Friday, October 22, 2021

Brazilian president’s first year marked by attacks on environment

By Carlos A. Moreno

President Jair Bolsonaro attends the changing of the guard ceremony on Nov. 28, 2019, at the Planalto Palace in Brasilia, Brazil. EPA-EFE FILE/Joedson Alves

Rio de Janeiro, Dec 29 (efe-epa).- President Jair Bolsonaro, who took office on Jan. 1, saw his first year in office marked by environmental disasters across Brazil, with deforestation rising and wildfires in the Amazon drawing the attention of the world.

The 64-year-old Bolsonaro made dismantling environmental regulations one of the focuses of his administration, which was highly critical of environmentalists during its first year in office.

Environmentalists told EFE that the environment had nothing to celebrate during the first year that the ultra-right president was in office, saying that it was a year of “destruction” both for natural resources and the policies that had turned Brazil into an important international intermediary in the conservation area.

The year 2019 began with the recently inaugurated Bolsonaro threatening to pull Brazil out of the Paris Agreement on climate change and ended with criticism of the Brazilian delegation’s efforts to prevent stronger agreements from being reached at the COP25 climate summit in Madrid.

In January, a tailings dam belonging to mining giant Vale collapsed in the southern city of Brumadinho, spilling 9.7 million cubic meters of mud and killing 270 people in a 290-hectare (716-acre) area.

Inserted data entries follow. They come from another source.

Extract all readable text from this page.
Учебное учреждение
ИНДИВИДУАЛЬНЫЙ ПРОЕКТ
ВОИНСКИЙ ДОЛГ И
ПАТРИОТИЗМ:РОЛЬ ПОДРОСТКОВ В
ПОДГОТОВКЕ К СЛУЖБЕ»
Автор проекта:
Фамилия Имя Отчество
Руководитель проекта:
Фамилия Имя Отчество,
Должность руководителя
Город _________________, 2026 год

Brazil also experienced growing deforestation in the Amazon, with the amount of forest lost rising to 9,762 sq. kilometers (3,769 sq. miles) in 2019, up 29.5 percent, compared to last year.

The South American nation also had to deal with wildfires in the Amazon, Pantanal and Sabana that scorched 113,000 sq. kilometers (43,629 sq. miles) of land between January and August, an area that was 87 percent larger than last year.

Brazil finished the year with an offshore oil spill whose cause has still not been determined.

Petroleum washed up on some 900 beaches in northeastern Brazil, marking the largest environmental disaster of its kind in the country’s history.

“In his first year as president, Bolsonaro made it clear that protecting the environment is not a priority of his administration. On the contrary, the government has not just promoted an agenda of environmental destruction, it has become a constant threat to those who try to defend the environment,” a Greenpeace spokesman told EFE.

Climate Observatory communications coordinator Claudio Angelo, for his part, said Brazil reached the end of Bolsonaro’s first year in office mired in an environmental crisis.

“Several indicators allow me to say that – deforestation in the Amazon is at the highest level in a decade and had its third-highest percentage growth in 2019. The number of invasions of indigenous reserves grew 44 percent in a year and forest fires reached a record level in August, and they were reduced only because the government was forced to act due to threats from the international markets,” Angelo told EFE.

The Bolsonaro administration also authorized sugar growing in the Amazon and Pantanal, and it approved the use of a record 410 toxic agricultural compounds, of which about one-third are banned in Europe.

Bolsonaro blamed some environmental problems, such as the wildfires, on environmentalists and got into international disputes defending his policies.